The past decade has seen a major shift in society around the topic of equality and representation. Advertising has a huge role to play, with a powerful ability to shape a narrative. It is important for potential customers to see themselves in a brand’s marketing communications and it will make them more inclined towards a brand.
A 2019 study by Adobe in the US found that 6 in 10 respondents consider diversity in advertising important and that 40% have turned away from brands they felt were not inclusive in their advertising. So, inclusive marketing is not just the right thing to do but it can also drive action among under-represented groups. Anecdotally, we can all see that the ads on our TVs and on the billboards we pass every day are becoming more diverse in their depictions and that’s also reflected in the Adobe study, with almost 70% saying they have seen more diversity in advertising that they did three years ago.
As part of PML Group’s ongoing iQ research series, we have investigated the importance of diversity in this market and how a more diverse approach will transfer positively to consumer perceptions of your brand.

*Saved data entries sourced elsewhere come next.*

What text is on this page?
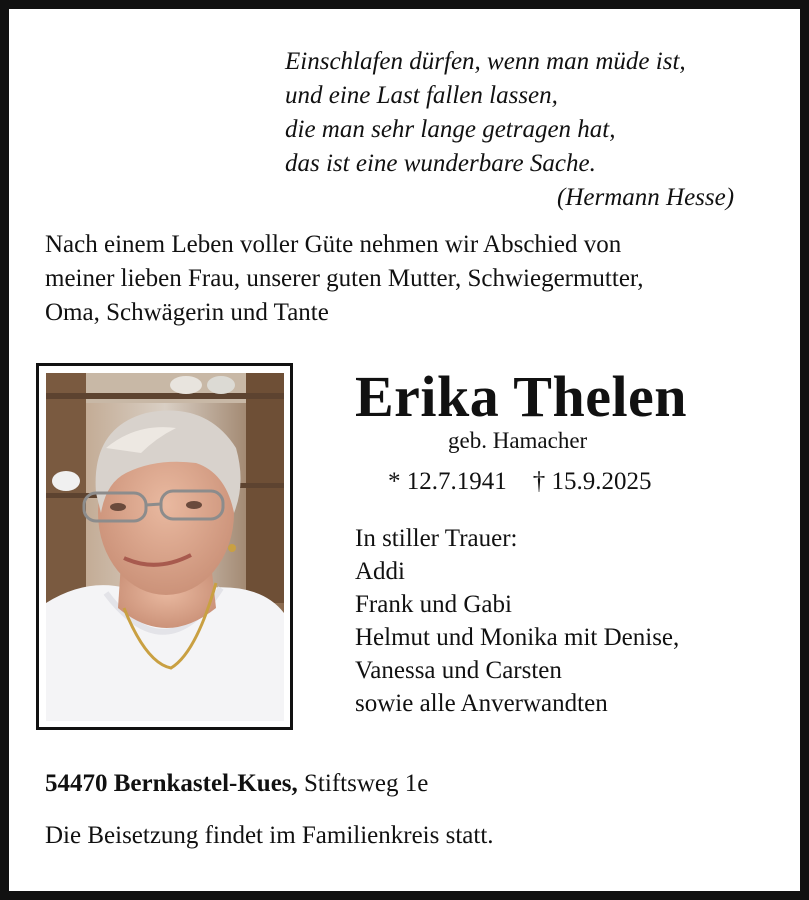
Einschlafen dürfen, wenn man müde ist,
und eine Last fallen lassen,
die man sehr lange getragen hat,
das ist eine wunderbare Sache.
(Hermann Hesse)
Nach einem Leben voller Güte nehmen wir Abschied von
meiner lieben Frau, unserer guten Mutter, Schwiegermutter,
Oma, Schwägerin und Tante
Erika Thelen
geb. Hamacher
* 12.7.1941 † 15.9.2025
In stiller Trauer:
Addi
Frank und Gabi
Helmut und Monika mit Denise,
Vanessa und Carsten
sowie alle Anverwandten
54470 Bernkastel-Kues, Stiftsweg 1e
Die Beisetzung findet im Familienkreis statt.
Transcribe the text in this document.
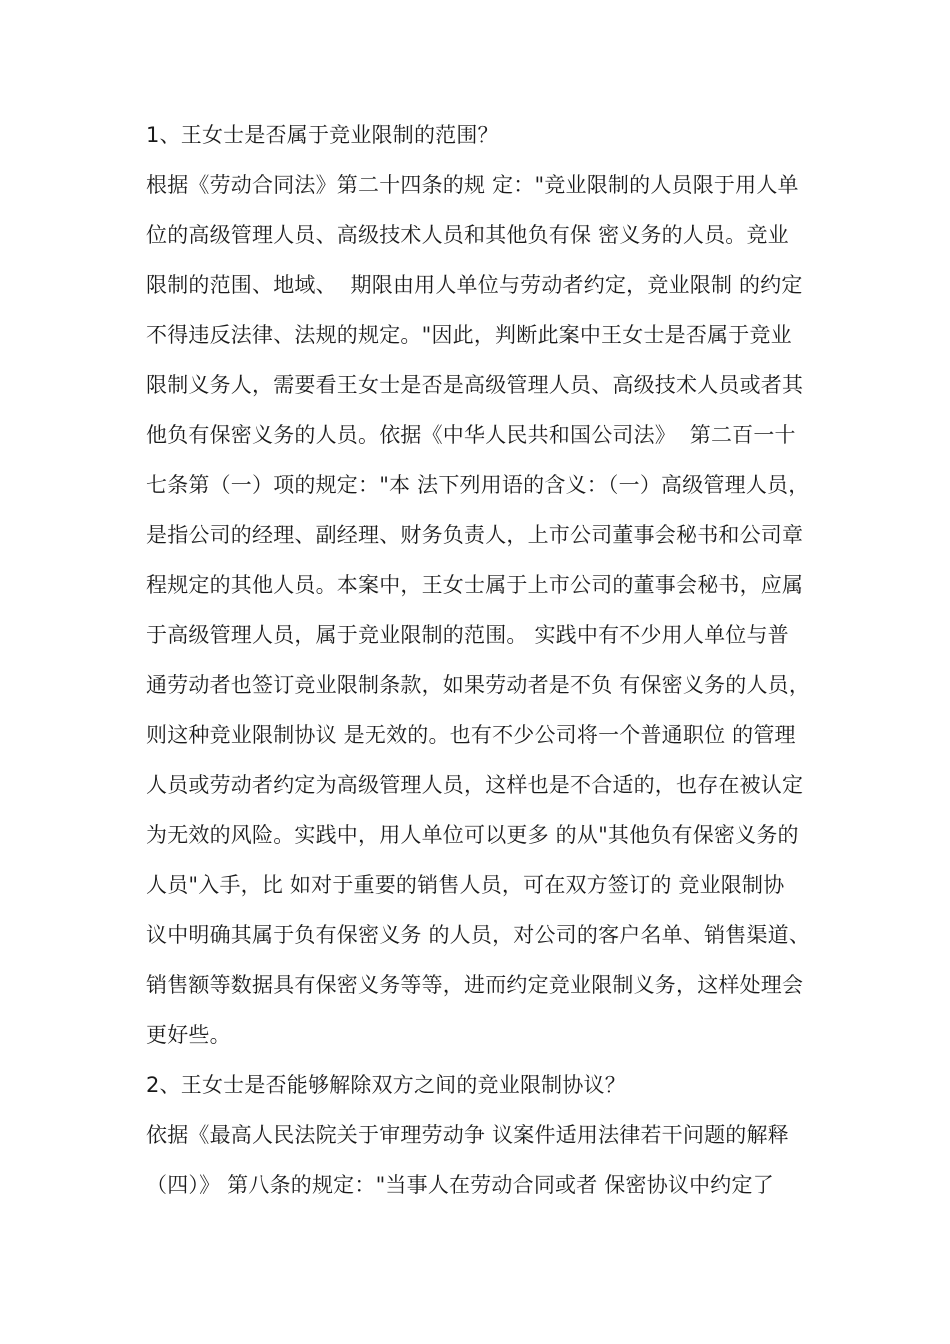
1、王女士是否属于竞业限制的范围？
根据《劳动合同法》第二十四条的规 定："竞业限制的人员限于用人单
位的高级管理人员、高级技术人员和其他负有保 密义务的人员。竞业
限制的范围、地域、  期限由用人单位与劳动者约定，竞业限制 的约定
不得违反法律、法规的规定。"因此，判断此案中王女士是否属于竞业
限制义务人，需要看王女士是否是高级管理人员、高级技术人员或者其
他负有保密义务的人员。依据《中华人民共和国公司法》  第二百一十
七条第（一）项的规定："本 法下列用语的含义：（一）高级管理人员，
是指公司的经理、副经理、财务负责人，上市公司董事会秘书和公司章
程规定的其他人员。本案中，王女士属于上市公司的董事会秘书，应属
于高级管理人员，属于竞业限制的范围。 实践中有不少用人单位与普
通劳动者也签订竞业限制条款，如果劳动者是不负 有保密义务的人员，
则这种竞业限制协议 是无效的。也有不少公司将一个普通职位 的管理
人员或劳动者约定为高级管理人员，这样也是不合适的，也存在被认定
为无效的风险。实践中，用人单位可以更多 的从"其他负有保密义务的
人员"入手，比 如对于重要的销售人员，可在双方签订的 竞业限制协
议中明确其属于负有保密义务 的人员，对公司的客户名单、销售渠道、
销售额等数据具有保密义务等等，进而约定竞业限制义务，这样处理会
更好些。
2、王女士是否能够解除双方之间的竞业限制协议？
依据《最高人民法院关于审理劳动争 议案件适用法律若干问题的解释
（四）》 第八条的规定："当事人在劳动合同或者 保密协议中约定了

More than 40% of respondents believe OOH advertising caters for everyone by reaching a diverse audience, in terms of gender, age, race and ethnicity. So, OOH is not only powerful in delivering inclusive messages, but it’s also one of the best in terms of reaching diverse audiences, given its ubiquitous public nature. Other high coverage, ‘broad cast’ media such as TV and social media also feature strongly in this metric. But what do consumers think of brands who make the effort to be more inclusive in their OOH ads?

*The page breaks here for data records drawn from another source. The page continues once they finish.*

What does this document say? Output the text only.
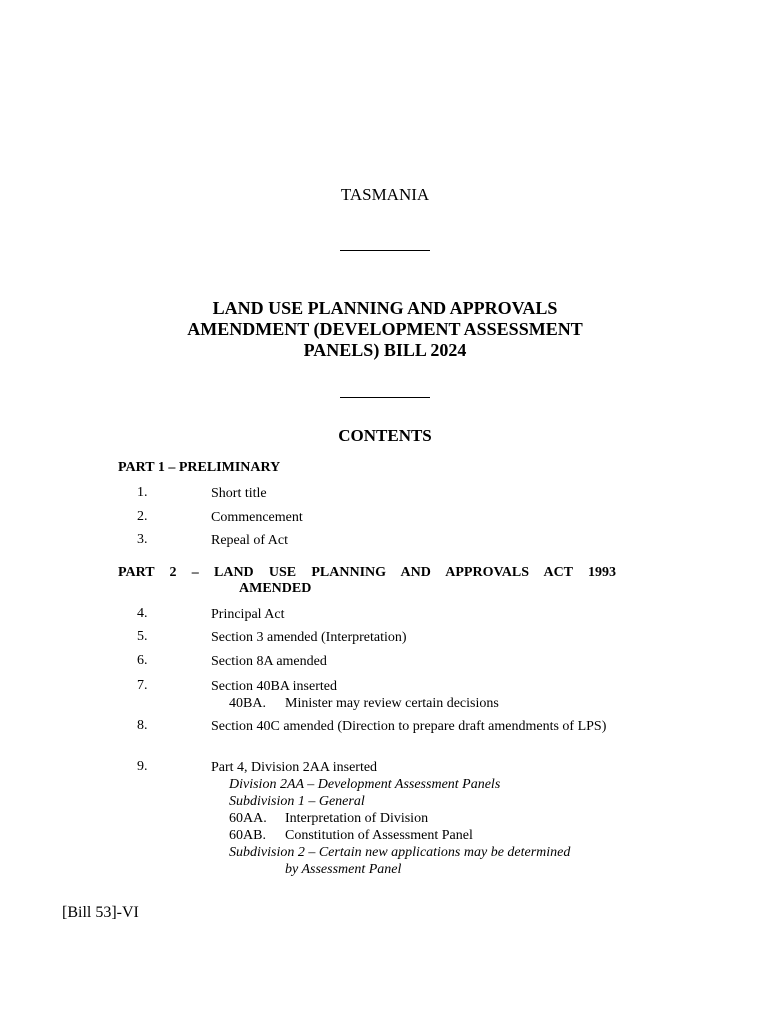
TASMANIA
LAND USE PLANNING AND APPROVALS
AMENDMENT (DEVELOPMENT ASSESSMENT
PANELS) BILL 2024
CONTENTS
PART 1 – PRELIMINARY
1.	Short title
2.	Commencement
3.	Repeal of Act
PART 2 – LAND USE PLANNING AND APPROVALS ACT 1993
AMENDED
4.	Principal Act
5.	Section 3 amended (Interpretation)
6.	Section 8A amended
7.	Section 40BA inserted
40BA. Minister may review certain decisions
8.	Section 40C amended (Direction to prepare draft amendments of LPS)
9.	Part 4, Division 2AA inserted
Division 2AA – Development Assessment Panels
Subdivision 1 – General
60AA. Interpretation of Division
60AB. Constitution of Assessment Panel
Subdivision 2 – Certain new applications may be determined
by Assessment Panel
[Bill 53]-VI
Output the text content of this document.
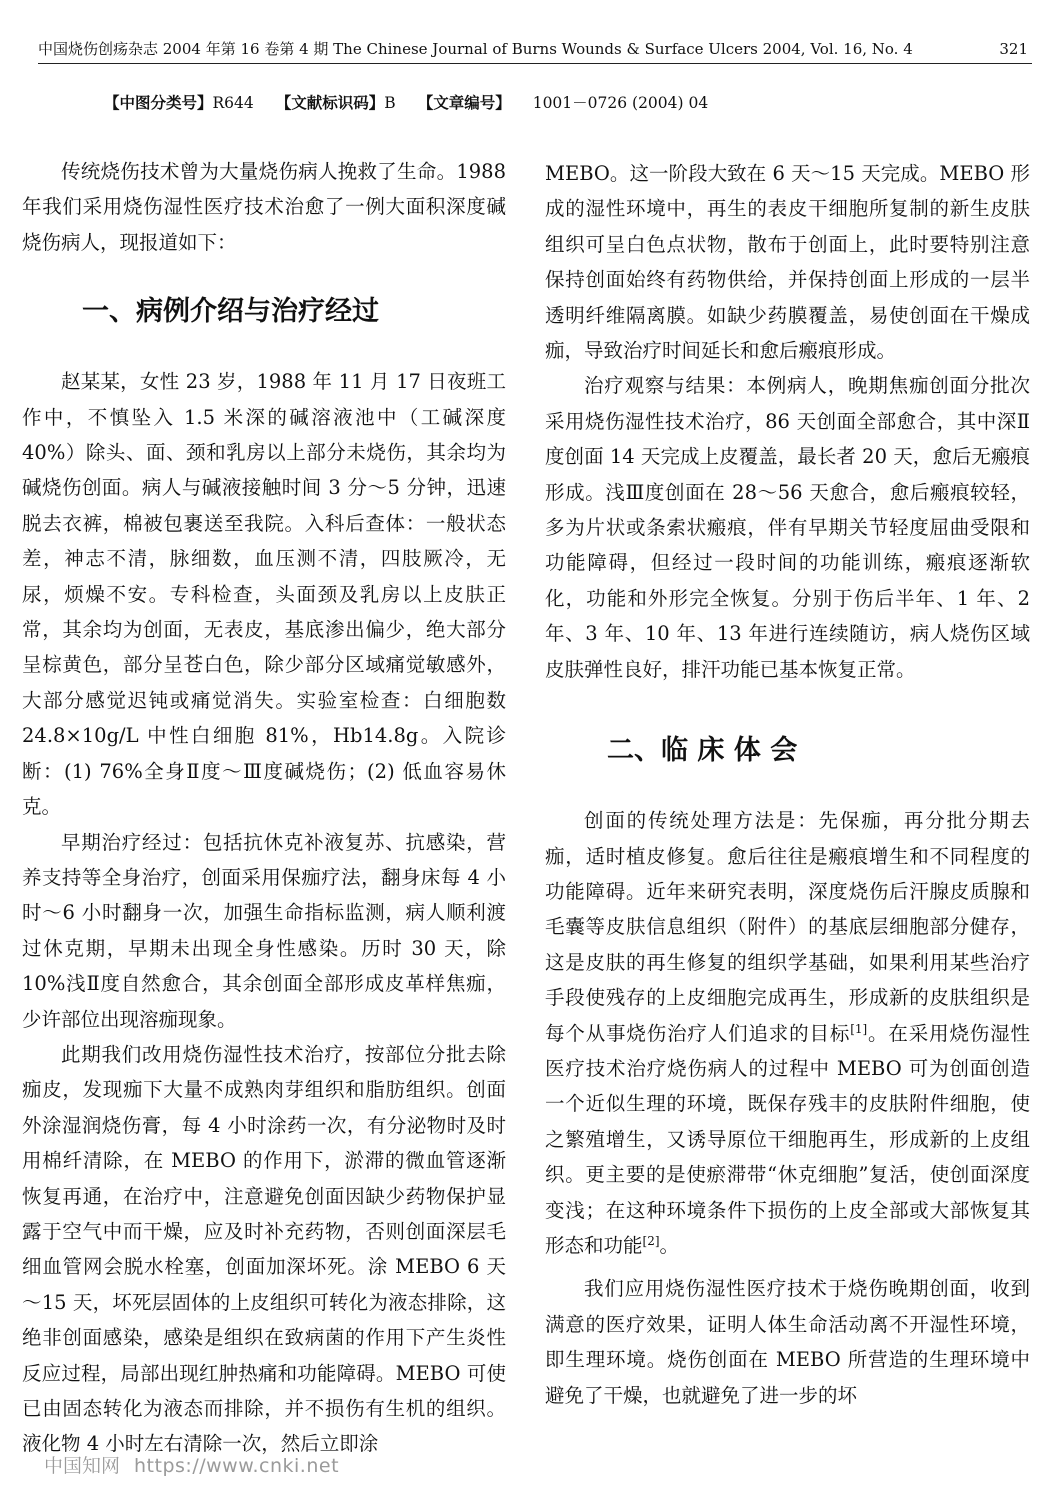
中国烧伤创疡杂志 2004 年第 16 卷第 4 期 The Chinese Journal of Burns Wounds & Surface Ulcers 2004, Vol. 16, No. 4	321
【中图分类号】R644 【文献标识码】B 【文章编号】 1001－0726 (2004) 04

传统烧伤技术曾为大量烧伤病人挽救了生命。1988 年我们采用烧伤湿性医疗技术治愈了一例大面积深度碱烧伤病人，现报道如下：

一、病例介绍与治疗经过

赵某某，女性 23 岁，1988 年 11 月 17 日夜班工作中，不慎坠入 1.5 米深的碱溶液池中（工碱深度 40%）除头、面、颈和乳房以上部分未烧伤，其余均为碱烧伤创面。病人与碱液接触时间 3 分～5 分钟，迅速脱去衣裤，棉被包裹送至我院。入科后查体：一般状态差，神志不清，脉细数，血压测不清，四肢厥冷，无尿，烦燥不安。专科检查，头面颈及乳房以上皮肤正常，其余均为创面，无表皮，基底渗出偏少，绝大部分呈棕黄色，部分呈苍白色，除少部分区域痛觉敏感外，大部分感觉迟钝或痛觉消失。实验室检查：白细胞数 24.8×10g/L 中性白细胞 81%，Hb14.8g。入院诊断：(1) 76%全身Ⅱ度～Ⅲ度碱烧伤；(2) 低血容易休克。

早期治疗经过：包括抗休克补液复苏、抗感染，营养支持等全身治疗，创面采用保痂疗法，翻身床每 4 小时～6 小时翻身一次，加强生命指标监测，病人顺利渡过休克期，早期未出现全身性感染。历时 30 天，除 10%浅Ⅱ度自然愈合，其余创面全部形成皮革样焦痂，少许部位出现溶痂现象。

此期我们改用烧伤湿性技术治疗，按部位分批去除痂皮，发现痂下大量不成熟肉芽组织和脂肪组织。创面外涂湿润烧伤膏，每 4 小时涂药一次，有分泌物时及时用棉纤清除，在 MEBO 的作用下，淤滞的微血管逐渐恢复再通，在治疗中，注意避免创面因缺少药物保护显露于空气中而干燥，应及时补充药物，否则创面深层毛细血管网会脱水栓塞，创面加深坏死。涂 MEBO 6 天～15 天，坏死层固体的上皮组织可转化为液态排除，这绝非创面感染，感染是组织在致病菌的作用下产生炎性反应过程，局部出现红肿热痛和功能障碍。MEBO 可使已由固态转化为液态而排除，并不损伤有生机的组织。液化物 4 小时左右清除一次，然后立即涂

MEBO。这一阶段大致在 6 天～15 天完成。MEBO 形成的湿性环境中，再生的表皮干细胞所复制的新生皮肤组织可呈白色点状物，散布于创面上，此时要特别注意保持创面始终有药物供给，并保持创面上形成的一层半透明纤维隔离膜。如缺少药膜覆盖，易使创面在干燥成痂，导致治疗时间延长和愈后瘢痕形成。

治疗观察与结果：本例病人，晚期焦痂创面分批次采用烧伤湿性技术治疗，86 天创面全部愈合，其中深Ⅱ度创面 14 天完成上皮覆盖，最长者 20 天，愈后无瘢痕形成。浅Ⅲ度创面在 28～56 天愈合，愈后瘢痕较轻，多为片状或条索状瘢痕，伴有早期关节轻度屈曲受限和功能障碍，但经过一段时间的功能训练，瘢痕逐渐软化，功能和外形完全恢复。分别于伤后半年、1 年、2 年、3 年、10 年、13 年进行连续随访，病人烧伤区域皮肤弹性良好，排汗功能已基本恢复正常。

二、临 床 体 会

创面的传统处理方法是：先保痂，再分批分期去痂，适时植皮修复。愈后往往是瘢痕增生和不同程度的功能障碍。近年来研究表明，深度烧伤后汗腺皮质腺和毛囊等皮肤信息组织（附件）的基底层细胞部分健存，这是皮肤的再生修复的组织学基础，如果利用某些治疗手段使残存的上皮细胞完成再生，形成新的皮肤组织是每个从事烧伤治疗人们追求的目标[1]。在采用烧伤湿性医疗技术治疗烧伤病人的过程中 MEBO 可为创面创造一个近似生理的环境，既保存残丰的皮肤附件细胞，使之繁殖增生，又诱导原位干细胞再生，形成新的上皮组织。更主要的是使瘀滞带“休克细胞”复活，使创面深度变浅；在这种环境条件下损伤的上皮全部或大部恢复其形态和功能[2]。

我们应用烧伤湿性医疗技术于烧伤晚期创面，收到满意的医疗效果，证明人体生命活动离不开湿性环境，即生理环境。烧伤创面在 MEBO 所营造的生理环境中避免了干燥，也就避免了进一步的坏

中国知网 https://www.cnki.net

Firstly, we can see it builds trust in a brand. Of those expressing an opinion, 64% believe that ads that are diverse and inclusive are authentic and trustworthy. This rises to 72% among females and 69% among 16-24 year olds. We know from our ‘Matters of Trust’ study last year that trust is so important in driving consumer action so a clear trust-building approach like this should be high on a brand’s agenda.
By adopting an inclusive approach, brands will be seen as market leading. 76% of 45+ year olds believe inclusive ads suggest market leadership. For all adults, this figure is 67% and is 78% among females. Progressive brands are identifying this, and we are seeing change on our streets.

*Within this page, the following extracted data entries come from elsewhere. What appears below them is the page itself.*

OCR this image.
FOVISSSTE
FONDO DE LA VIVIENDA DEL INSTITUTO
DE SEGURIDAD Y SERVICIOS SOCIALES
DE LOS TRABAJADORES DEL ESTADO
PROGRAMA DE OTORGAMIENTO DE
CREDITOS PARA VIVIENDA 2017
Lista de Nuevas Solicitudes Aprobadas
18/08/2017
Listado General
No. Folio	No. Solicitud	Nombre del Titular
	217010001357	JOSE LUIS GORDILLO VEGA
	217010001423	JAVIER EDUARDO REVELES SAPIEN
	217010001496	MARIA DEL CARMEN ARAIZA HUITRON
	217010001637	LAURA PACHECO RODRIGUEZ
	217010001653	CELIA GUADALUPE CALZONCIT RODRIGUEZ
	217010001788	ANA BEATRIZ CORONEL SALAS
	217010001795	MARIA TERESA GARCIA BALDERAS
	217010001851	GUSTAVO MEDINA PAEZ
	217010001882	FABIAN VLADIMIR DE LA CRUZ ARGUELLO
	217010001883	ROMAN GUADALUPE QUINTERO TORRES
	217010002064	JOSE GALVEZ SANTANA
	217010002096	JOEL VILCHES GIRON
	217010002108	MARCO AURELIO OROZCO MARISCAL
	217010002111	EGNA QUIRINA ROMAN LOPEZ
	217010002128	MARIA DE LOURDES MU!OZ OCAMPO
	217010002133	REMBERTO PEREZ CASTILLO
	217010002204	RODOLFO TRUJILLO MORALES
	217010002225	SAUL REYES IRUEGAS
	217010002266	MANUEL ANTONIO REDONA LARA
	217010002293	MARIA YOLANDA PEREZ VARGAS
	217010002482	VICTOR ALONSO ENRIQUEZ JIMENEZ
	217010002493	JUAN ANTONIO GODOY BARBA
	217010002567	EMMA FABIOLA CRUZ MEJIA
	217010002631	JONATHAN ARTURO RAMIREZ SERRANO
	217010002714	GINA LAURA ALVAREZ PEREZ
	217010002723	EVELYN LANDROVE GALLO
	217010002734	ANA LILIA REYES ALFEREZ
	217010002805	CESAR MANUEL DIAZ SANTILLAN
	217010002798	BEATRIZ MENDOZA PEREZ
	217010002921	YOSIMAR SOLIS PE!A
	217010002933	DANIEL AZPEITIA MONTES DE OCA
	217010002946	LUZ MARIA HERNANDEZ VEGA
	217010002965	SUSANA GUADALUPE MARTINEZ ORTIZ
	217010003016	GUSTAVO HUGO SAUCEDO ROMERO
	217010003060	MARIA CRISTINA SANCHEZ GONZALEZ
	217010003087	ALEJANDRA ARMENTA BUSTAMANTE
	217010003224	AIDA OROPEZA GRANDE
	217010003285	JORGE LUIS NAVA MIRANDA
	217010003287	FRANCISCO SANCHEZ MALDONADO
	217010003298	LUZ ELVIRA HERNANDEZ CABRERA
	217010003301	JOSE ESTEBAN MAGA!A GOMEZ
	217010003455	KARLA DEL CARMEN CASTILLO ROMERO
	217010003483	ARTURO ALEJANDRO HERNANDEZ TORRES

A notable outcome of the study is the difference between males and females in how they view diversity, inclusion, and representation in advertising. For instance, 81% of females believe such ads are making a real effort to ‘communicate with me’ compared to 68% of males.
Females are also more likely to believe these ads generate trust (72% v 57%). The reasons for this could be many and varied but perhaps it points to an underrepresentation of women in certain product category ads up to now and more of a realisation on their part as to how that has affected their relationship with brands.
Ultimately, advertising is about moving minds and influencing people to act. What this study shows is that incorporating inclusion and diversity into your communications strategy will enhance your advertising’s ability to deliver on these aims. Two thirds of respondents feel more positively towards a brand as a result of such an approach – 79% of females, 77% of 25-34 year olds and 71% of C1 social class.
For 6 in 10 respondents, such advertising would encourage them to buy the product or service.
Diverse audiences are found in diverse locations. Out of Home advertising is a location medium, but with an unmatched creative canvas that really can include Everyone, Everywhere.